Sell Lifecycle Management: Anyone in the marketing side of Solution Manager will tell you, I’m more in the loyal opposition than fanboy camp when it comes to Sol Man. This product set has been a mess for customers to understand and implement, and the wealth of partner products that perform different parts of the Sol Man functionality attest to the need for faster and easier ways to do some of the things Sol Man does. That being said, customer success can be best guaranteed by enabling a comprehensive lifecycle management function, and Sol Man has basically no equivalent in the market today. As SAP moves everything to the cloud, Sol Man’s benefits will become even easier to access – and in fact for pure cloud customers, much of what Sol Man does will be completely transparent. But while you’ve got your customers’ attention regarding success, sell them a little insurance too. If I were the SAP Board I’ve give your customers a discount on their maintenance if they fully implement Sol Man (ditto on that offer for training and education): nothing will help ensure success more than a fully implemented ALM strategy, whether it’s based only Sol Man or some combination of Sol Man and partner products.

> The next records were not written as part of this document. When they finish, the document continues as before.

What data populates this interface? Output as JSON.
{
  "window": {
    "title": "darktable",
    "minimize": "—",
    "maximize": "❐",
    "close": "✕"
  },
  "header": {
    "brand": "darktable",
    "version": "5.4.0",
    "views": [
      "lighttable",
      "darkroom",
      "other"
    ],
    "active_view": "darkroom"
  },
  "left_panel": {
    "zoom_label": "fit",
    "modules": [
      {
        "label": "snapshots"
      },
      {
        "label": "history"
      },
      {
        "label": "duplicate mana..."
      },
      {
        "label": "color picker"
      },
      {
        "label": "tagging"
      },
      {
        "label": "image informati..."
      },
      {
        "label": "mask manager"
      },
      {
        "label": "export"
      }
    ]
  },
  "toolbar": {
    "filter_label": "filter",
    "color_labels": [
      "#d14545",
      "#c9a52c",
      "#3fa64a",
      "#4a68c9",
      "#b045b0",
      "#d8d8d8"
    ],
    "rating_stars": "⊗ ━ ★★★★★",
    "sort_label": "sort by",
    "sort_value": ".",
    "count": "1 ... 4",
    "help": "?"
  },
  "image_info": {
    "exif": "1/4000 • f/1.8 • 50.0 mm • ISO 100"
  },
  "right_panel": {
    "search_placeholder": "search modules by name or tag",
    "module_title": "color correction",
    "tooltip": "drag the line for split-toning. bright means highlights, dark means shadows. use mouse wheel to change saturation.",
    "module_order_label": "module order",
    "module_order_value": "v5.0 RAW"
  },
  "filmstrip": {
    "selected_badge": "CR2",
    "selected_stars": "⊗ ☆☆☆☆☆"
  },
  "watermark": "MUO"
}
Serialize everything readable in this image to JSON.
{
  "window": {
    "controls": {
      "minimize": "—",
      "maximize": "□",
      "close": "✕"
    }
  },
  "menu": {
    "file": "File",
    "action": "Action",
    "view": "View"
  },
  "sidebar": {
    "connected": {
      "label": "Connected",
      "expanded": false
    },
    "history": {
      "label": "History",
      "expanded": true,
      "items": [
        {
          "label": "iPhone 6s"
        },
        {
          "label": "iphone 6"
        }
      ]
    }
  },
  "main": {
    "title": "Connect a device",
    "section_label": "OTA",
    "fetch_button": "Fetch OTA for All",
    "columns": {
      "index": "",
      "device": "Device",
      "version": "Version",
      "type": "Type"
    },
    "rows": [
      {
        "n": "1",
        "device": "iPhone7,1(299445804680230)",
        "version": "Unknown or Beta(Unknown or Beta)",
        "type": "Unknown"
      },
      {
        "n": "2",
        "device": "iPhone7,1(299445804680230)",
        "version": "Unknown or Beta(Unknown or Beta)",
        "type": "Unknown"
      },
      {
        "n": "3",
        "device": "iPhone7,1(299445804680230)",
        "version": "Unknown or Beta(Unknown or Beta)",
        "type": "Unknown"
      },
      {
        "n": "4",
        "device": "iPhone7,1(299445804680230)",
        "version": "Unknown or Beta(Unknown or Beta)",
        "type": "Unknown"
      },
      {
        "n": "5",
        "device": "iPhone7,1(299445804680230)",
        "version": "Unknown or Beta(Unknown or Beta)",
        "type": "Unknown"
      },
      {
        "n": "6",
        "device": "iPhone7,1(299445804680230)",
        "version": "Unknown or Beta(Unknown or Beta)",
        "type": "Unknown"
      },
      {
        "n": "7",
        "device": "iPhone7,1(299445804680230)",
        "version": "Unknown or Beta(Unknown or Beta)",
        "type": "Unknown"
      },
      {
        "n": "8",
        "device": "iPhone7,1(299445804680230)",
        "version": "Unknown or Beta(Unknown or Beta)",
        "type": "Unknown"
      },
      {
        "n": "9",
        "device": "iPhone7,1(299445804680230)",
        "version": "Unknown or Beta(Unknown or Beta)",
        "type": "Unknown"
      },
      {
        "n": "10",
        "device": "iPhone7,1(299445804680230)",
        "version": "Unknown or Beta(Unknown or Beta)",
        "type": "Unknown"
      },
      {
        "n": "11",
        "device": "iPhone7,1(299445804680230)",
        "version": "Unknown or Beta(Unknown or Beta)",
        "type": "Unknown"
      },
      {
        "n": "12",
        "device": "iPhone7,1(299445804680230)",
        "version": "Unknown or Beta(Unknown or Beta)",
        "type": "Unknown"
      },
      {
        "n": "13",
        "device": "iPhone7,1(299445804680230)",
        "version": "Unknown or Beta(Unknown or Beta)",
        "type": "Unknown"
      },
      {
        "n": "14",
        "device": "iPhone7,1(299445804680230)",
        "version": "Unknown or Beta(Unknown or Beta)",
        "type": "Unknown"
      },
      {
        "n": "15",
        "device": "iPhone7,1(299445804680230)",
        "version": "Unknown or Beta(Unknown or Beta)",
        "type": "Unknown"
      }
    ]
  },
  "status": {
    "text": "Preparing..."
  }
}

Sell Interaction and Process Excellence , Not Mobile and Cloud: I know you’re going to have customers who say that they need a cloud or mobile strategy, and it’s going to be tempting to try to give them one by selling them some cloud or mobile software. But my experience is that the customers that ask for products in this manner today are either way behind the market or missing the opportunity to have a more inclusive, internal dialogue with their stakeholders about what really should matter to the customer: supporting world class stakeholder interaction and process excellence.
This isn’t about more mobile and more cloud: Moving the needle on your customers’ business processes should be a technology-agnostic quest that starts at the process and interaction level. Technology platform choices like cloud and its many sub-categories should be made in support of the process improvement goals, not as a pre-condition to process improvement. And supporting mobile today is like supporting alternating current – try to re-think a core process that doesn’t have a mobile component. So don’t lead with the obvious, lead with what really changes the game for the customer.
(End Part I. Part II to follow on Thurs.)
SAP possesses a powerful tool that is very poorly deployed: Value Engineering. With that tool, SAP and a prospect can identify potential business process improvements that are measurable as a foundation for an implementation business case. While most prospects go through such an exercise, very very few of them ever follow through with the business case. As a result, an “accelerated” implementation is focused upon “going live asap” (to keep the costs down) rather than “seizing the most measurable benefit possible” (to provide a return on investment). SAP’s prominent SI partners are equally culpable in this regard.
Well stated, and it’s worth adding that too few customers insist on a business case and ROI analysis at the beginning of a project, and then wonder why they can’t find the value in what they’ve done after implementation.